First I better explain my title realizing that means I probably chose the wrong one. When I was seven our family began taking summer vacations in Balboa. As my father drove, to pass the time my mother sang with us kids “Row, row your boat gently down the stream, merrily, merrily, merrily for life is but a dream.” (In retrospect it was better than “99 bottles of beer” my sister and I would eventually adopt or spotting out of state license plates.)
Forgive this giant segue but after listening to recent Supreme Court oral arguments of the Mississippi abortion case, court scholars are predicting Roe v. Wade will be overturned. This despite it’s been the law of the land for almost fifty years.
Two things come to my mind. One, during oral arguments why do we only hear the justices and not see them? Are they camera shy? And two, though there’s been great progress, women have continually gotten the Constitutional short straw.
For example, the Declaration of Independence proclaims “all men are created equal” but says nothing about women. And slaves were counted as 3/5 of a person. To get the right to vote took women 132 years. Which reminds me of Victoria Woodhull, a prominent publisher and women’s right activist, who, in 1872, was the first woman to run for president even though she couldn’t vote.
Her running mate was former slave Frederick Douglass. Speaking of Freddy, who can forget that Donald Trump, on the first day of Black History Month on February 1, 2017, clearly thought Douglass was still alive. “Frederick Douglass is an example of somebody who’s done an amazing job and I notice is being recognized more and more.” ( Woodhull’s choice of Douglass actually caused a firestorm because many women were understandably envious that the slaves had the right to vote but they didn’t.)
I know many readers, and Daily Press management for that matter, are tired of my writing about Trump, but Roe wouldn’t be this close to becoming toast without him. On the campaign trail in March, 2016, Trump said if abortions were banned women getting them “Would have to be punished.” It may even be worse than that.
In Texas this past May, Governor Abbott signed a measure that would prohibit abortions as early as six weeks — before some women know they are pregnant. In addition it could essentially deputize private citizens as bounty hunters tracking women attempting to get abortions in states where it was legal and earn $10,000.
The Texas law sounds like something from a bad western and raises the question how did we go from “Life is but a dream” to, at least for 60% of the country favoring the right to choose, a nightmare? (It’s ironic that Anti Vaxers claim “my body, my choice” but many are against a woman’s reproductive rights. Go figure.)
Roe v. Wade began to be in most jeopardy when Justice Antonin Scalia died in February 2016, essentially giving Obama 11 months to fill his vacancy. But Senate Majority Leader, Mitch McConnell, invoked an unofficial rule that no justice would be voted on during an election year so that it would be left to the voters.
Meanwhile Justice Ruth Bader Ginsburg passed away on September 18, 2020, or a mere six weeks before the November election.

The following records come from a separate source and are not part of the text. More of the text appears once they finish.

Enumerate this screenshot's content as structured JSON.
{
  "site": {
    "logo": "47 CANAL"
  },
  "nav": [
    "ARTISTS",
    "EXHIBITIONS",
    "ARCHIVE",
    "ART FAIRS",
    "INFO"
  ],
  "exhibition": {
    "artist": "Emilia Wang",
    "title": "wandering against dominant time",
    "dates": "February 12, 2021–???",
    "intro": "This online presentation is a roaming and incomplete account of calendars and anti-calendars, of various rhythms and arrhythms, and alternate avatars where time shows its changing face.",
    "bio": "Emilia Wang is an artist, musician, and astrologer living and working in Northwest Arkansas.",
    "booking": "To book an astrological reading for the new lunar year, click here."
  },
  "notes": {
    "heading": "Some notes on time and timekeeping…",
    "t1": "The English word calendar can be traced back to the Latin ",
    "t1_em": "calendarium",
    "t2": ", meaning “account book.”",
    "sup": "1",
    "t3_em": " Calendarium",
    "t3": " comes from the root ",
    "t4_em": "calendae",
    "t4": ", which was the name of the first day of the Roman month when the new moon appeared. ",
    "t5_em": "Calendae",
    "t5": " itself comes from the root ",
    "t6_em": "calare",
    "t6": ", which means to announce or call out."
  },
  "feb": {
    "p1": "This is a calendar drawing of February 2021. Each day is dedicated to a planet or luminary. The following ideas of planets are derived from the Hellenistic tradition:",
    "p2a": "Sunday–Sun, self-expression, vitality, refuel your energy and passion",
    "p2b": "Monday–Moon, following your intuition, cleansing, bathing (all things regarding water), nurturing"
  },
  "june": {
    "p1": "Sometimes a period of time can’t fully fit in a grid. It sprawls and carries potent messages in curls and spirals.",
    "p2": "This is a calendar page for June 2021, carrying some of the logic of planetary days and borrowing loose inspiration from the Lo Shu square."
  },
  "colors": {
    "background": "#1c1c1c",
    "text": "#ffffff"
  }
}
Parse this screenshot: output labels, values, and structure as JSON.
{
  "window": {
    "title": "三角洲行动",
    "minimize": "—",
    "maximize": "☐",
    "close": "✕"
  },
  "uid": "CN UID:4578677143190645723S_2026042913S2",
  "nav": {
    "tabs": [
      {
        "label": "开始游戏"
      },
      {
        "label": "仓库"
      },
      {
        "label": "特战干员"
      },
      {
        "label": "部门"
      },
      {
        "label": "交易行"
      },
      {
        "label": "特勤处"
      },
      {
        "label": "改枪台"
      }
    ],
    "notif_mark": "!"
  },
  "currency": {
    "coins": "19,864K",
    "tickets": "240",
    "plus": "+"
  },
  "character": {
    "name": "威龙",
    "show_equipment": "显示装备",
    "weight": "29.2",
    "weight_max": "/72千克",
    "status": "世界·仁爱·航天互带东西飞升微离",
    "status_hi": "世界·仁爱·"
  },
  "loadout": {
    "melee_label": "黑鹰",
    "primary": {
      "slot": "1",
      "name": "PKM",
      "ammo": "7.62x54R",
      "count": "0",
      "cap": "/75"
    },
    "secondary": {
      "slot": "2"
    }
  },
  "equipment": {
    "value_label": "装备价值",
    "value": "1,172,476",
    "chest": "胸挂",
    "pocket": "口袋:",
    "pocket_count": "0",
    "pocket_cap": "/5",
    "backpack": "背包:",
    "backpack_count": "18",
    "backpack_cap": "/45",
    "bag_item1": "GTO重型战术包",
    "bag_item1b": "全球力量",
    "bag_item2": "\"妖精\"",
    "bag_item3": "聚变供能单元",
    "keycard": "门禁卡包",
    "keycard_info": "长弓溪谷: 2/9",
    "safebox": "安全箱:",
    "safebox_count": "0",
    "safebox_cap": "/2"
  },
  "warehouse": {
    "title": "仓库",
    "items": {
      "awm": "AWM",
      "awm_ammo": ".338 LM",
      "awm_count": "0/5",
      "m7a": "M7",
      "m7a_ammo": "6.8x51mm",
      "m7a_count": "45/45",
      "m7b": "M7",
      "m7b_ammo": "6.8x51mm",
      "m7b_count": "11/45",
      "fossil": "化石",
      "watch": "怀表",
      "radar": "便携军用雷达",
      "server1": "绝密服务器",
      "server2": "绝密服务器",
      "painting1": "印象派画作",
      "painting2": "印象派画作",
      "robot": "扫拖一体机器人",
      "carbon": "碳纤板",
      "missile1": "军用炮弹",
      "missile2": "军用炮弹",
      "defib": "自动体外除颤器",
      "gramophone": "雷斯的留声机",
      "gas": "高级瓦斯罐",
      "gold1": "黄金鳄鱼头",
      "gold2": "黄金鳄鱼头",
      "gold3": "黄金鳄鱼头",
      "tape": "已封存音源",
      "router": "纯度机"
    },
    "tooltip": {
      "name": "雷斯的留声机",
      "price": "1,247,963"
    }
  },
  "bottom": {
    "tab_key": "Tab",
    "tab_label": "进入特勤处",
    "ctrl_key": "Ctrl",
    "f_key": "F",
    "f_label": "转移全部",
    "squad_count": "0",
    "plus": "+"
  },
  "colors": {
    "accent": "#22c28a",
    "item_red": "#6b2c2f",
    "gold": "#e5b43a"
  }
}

Giving new meaning to hypocrisy, McConnell completely forgot his “no appointments in an election year” which blocked Obama. So it was Amy Coney Barrett was confirmed Ginsburg’s replacement and likely a death blow to Roe. (But, on the bright side, a possible bonanza for abortion bounty hunters.)
The thought of Donald Trump being “pro-life” is hilarious. He has openly bragged about cheating on all three of his wives. So to think that if one of his paramours, to be kind, got pregnant he would gladly welcome the baby and pay child support is beyond ludicrous. In fact, one can only imagine how many abortions Trump has paid for in his life.
Maybe I’m too pessimistic but if Roe is overturned women’s reproductive rights will be like education, health care, life expectancy and housing, a case of haves and have nots. Though it might cost more, the rich will always have access to abortions from top doctors whereas the working class might sadly return to back alleys.
If history’s any judge, it’s likely we won’t know the court’s ruling until June right before they take their summer break. That way if the decision is highly unpopular, with 60% favoring Roe, the jurists will have skipped town.
I still have fond memories of Balboa vacations and singing “Row, Row, Row Your Boat.” Hoping I’m wrong, I doubt I’ll be able to say the same for these past five years and what madness may lie ahead.